Anche in Italia le leggi razziali non si fecero attendere. Il gioco di posizioni tra il cancelliere tedesco e il duce, quell’uomo politico prima ammirato da Hitler come esempio di guida autoritaria in Europa, e poi considerato aiutante di secondo ordine, si ribaltò. Infatti, se nel luglio 1934 lo stesso duce impedì l’annessione austriaca ai territori tedeschi, nel breve volgere di quattro anni, tra la partecipazione nazi-fascista alla guerra civile spagnola, luglio 1936, la costituzione dell’asse Roma-Berlino, 24 ottobre 1936, e del patto anti-Kominter tra Germania, Italia e Giappone, il 6 novembre 1937, Mussolini, credendo in una debolezza delle democrazie occidentali contro la crescente potenza totalitaria tedesca, il 7 maggio 1938 permise quell’annessione austriaca precedentemente osteggiata e, infine, seguì Hitler nel folle progetto di superiorità razziale, con l’emanazione di leggi apposite il 3 agosto 1938.

Indubbiamente, però, il periodo negativo per eccellenza nei confronti degli ebrei si aprì con il secondo conflitto mondiale, settembre 1939, in seguito al quale i campi di concentramento, già creati in Germania dal 1933 per rinchiudere i tedeschi antinazisti, vennero ampliati e moltiplicati per poter incarcerare milioni di donne,  uomini e bambini deportati dai paesi occupati, in modo particolare dalle invase Polonia e Russia occidentale, dove gli ebrei erano più numerosi. Segregati in ghetti murati o incarcerati in campi di concentramento, dal 1941 gli ebrei dell’Europa controllata dal nazismo tedesco vennero inviati nei campi di sterminio dove furono costretti a lavori massacranti, denutriti, puniti, violati fisicamente e psicologicamente dalle guardie tedesche, sottoposti a esperimenti e infine uccisi metodicamente nelle camere a gas.

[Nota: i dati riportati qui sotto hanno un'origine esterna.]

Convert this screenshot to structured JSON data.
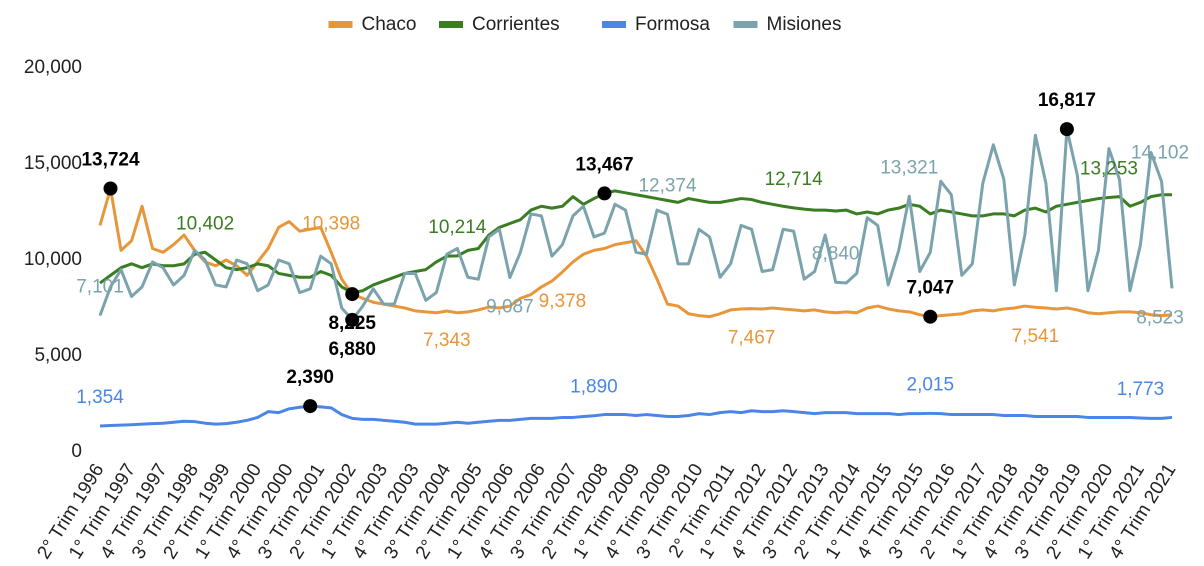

Tra i vari storici e le scuole storiografiche rimane il dubbio cronologico, 1939 o 1941, riguardante la nascita del pensiero omicida di Hitler in merito allo sterminio scientifico degli ebrei. Ma la triste realtà è che più di cinque milioni di persone sono morte, e i nomi dei vari campi in cui furono detenuti e uccisi gli ebrei, come Auschwitz, Treblinka, Dachau e Buchenwald, fanno ancora paura. Ed è per questo che non bisogna dimenticare.